Логотип РМАНПО

Федеральное государственное бюджетное образовательное учреждение
дополнительного профессионального образования

российская медицинская академия
непрерывного профессионального образования

министерства здравоохранения
российской федерации

Логотип РМАНПО

ФГБОУ ДПО

Российская медицинская академия
непрерывного профессионального образования

Минздрава России

1 657

Наталья Хмелева: Память о войне живет в текстах
Избранные страницы книги М.Д. Ковригиной «В неоплатном долгу»


 

Память о войне живет не только в людских сердцах, в пламени вечного огня и в строгости обелисков, но и в текстах. Самое интересное и живое, что мне удалось найти – это воспоминания, дневники, письма. Живые, неприукрашенные, эти тексты передают и дух времени, и атмосферу. Их можно перечитывать много раз. Они, так или иначе, связаны и с медициной, и с историей нашей Академии. Сегодня мы предлагаем вспомнить некоторые страницы знаменитой книги М.Д. Ковригиной «В неоплатном долгу» о том далеком трудном военном времени и о тех людях, которые в тылу совершали свой подвиг и приближали Победу.

заведующий музеем РМАНПО

Наталья Александровна Хмелева



Ковригина Мария Дмитриевна
ВОЙНА


Воскресенье 22 июня 1941 года мы, несколько молодых женщин, решили провести за городом, побродить по лесу, позагорать. День выдался на редкость жаркий, и прогулка удалась. Домой возвращались часов в пять. Идем разомлевшие, довольные отдыхом, лениво перекидывается шутками. Вдруг напротив облздравотдела встречаем мужа одной из нас. Вид у него суровый, взволнованный. Он говорит:

- Война началась! Молотов по радио выступал!

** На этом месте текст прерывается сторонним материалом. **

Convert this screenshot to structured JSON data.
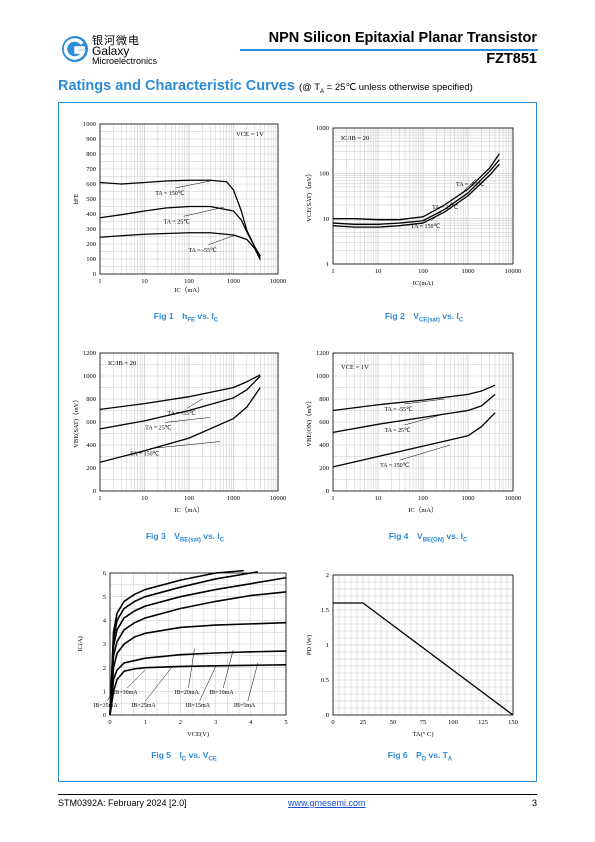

Как рукой сняло наше веселье. Я побежала в обком партии, все работники аппарата были уже на своих местах. Забежала к своему непосредственному начальнику.

- Прошу отпустить меня. Я врач, и мое место на фронте.

С той же просьбой обратилась к первому секретарю обкома.

Секретарь обкома Г.Д. Сапрыкин, среднего роста, коренастый, плотный, с полуседой шевелюрой, угрюмого вида человек, выслушал меня и коротко ответил:

- Когда надо будет, тогда и пошлем, а пока работайте.

Спустя две недели он вызвал меня:

- Завтра вы пойдете на работу не в обком, а в облисполком.

Оказывается, уже состоялось решение бюро обкома о направлении меня на работу в областной Совет депутатов трудящихся заместителем председателя по вопросам здравоохранения, народного образования, социального обеспечения и культуры.

Решением бюро обкома на меня возлагалась также персональная ответственность за прием и устройство населения, эвакуированного из занятых врагом и прифронтовых районов.

Назначение было для меня неожиданным. Очевидно, ни у кого не было времени на предварительные переговоры со мной, никто не спросил: смогу ли я справиться с таким большим и ответственным делом, хватит ли у меня сил, знаний и опыта?!

- Это очень важное дело, за него вы в ответе перед партией, перед народом, - сказал мне на прощание секретарь обкома.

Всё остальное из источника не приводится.